[Clarence by Bret Harte]@TWC D-Link bookClarence CHAPTER I 4/14
A captain, shot through the brain in the act of mounting a wall, lay sideways half across it, his lips parted with a word of command; his sword still pointing over the barrier the way that they should go. But it was not until the sun had mounted higher that it struck the central horror of the field and seemed to linger there in dazzling persistence, now and then returning to it in startling flashes that it might be seen of men and those who brought succor.
A tiny brook had run obliquely near the battle line.
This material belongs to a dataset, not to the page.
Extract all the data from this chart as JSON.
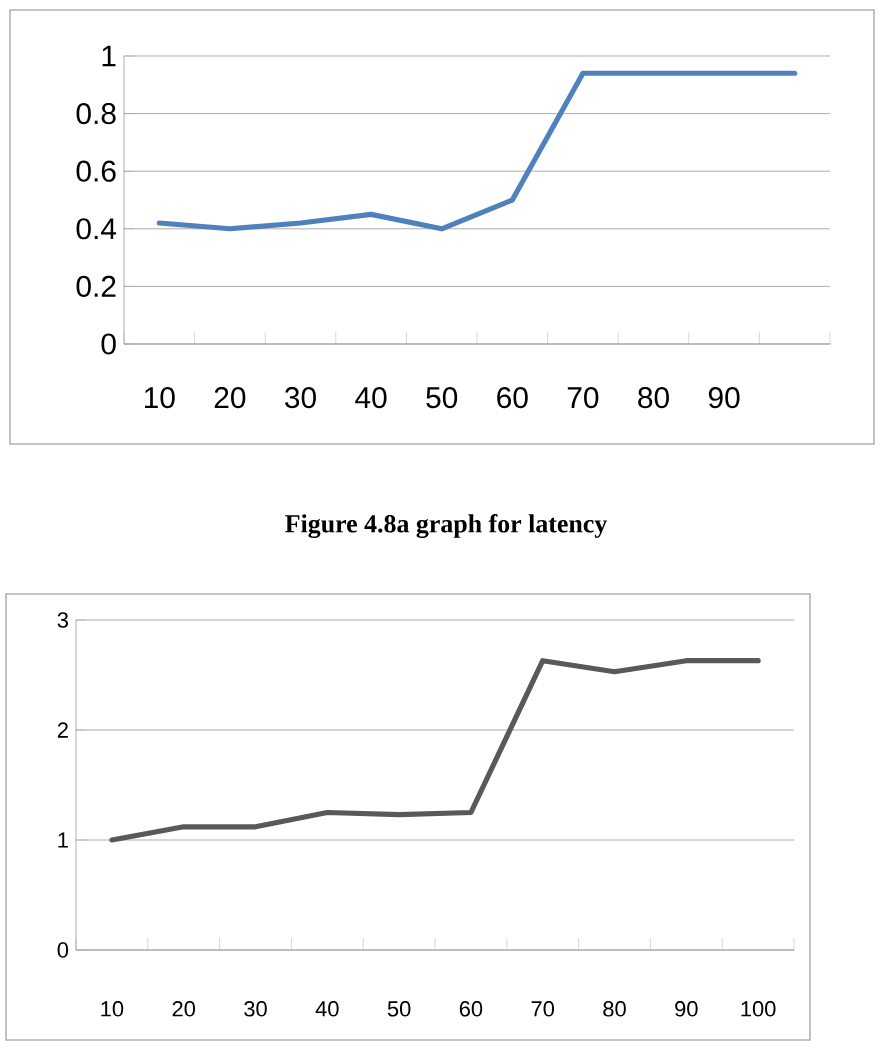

It was here that, the night before the battle, friend and foe had filled their canteens side by side with soldierly recklessness--or perhaps a higher instinct--purposely ignoring each other's presence; it was here that the wounded had afterwards crept, crawled, and dragged themselves, here they had pushed, wrangled, striven, and fought for a draught of that precious fluid which assuaged the thirst of their wounds--or happily put them out of their misery forever; here overborne, crushed, suffocated by numbers, pouring their own blood into the flood, and tumbling after it with their helpless bodies, they dammed the stream, until recoiling, red and angry, it had burst its banks and overflowed the cotton-field in a broad pool that now sparkled in the sunlight.
But below this human dam--a mile away--where the brook still crept sluggishly, the ambulance horses sniffed and started from it. The detail moved on slowly, doing their work expeditiously, and apparently callously, but really only with that mechanical movement that saves emotion.
Only once they were moved to an outbreak of indignation,--the discovery of the body of an officer whose pockets were turned inside out, but whose hand was still tightly grasped on his buttoned waistcoat, as if resisting the outrage that had been done while still in life.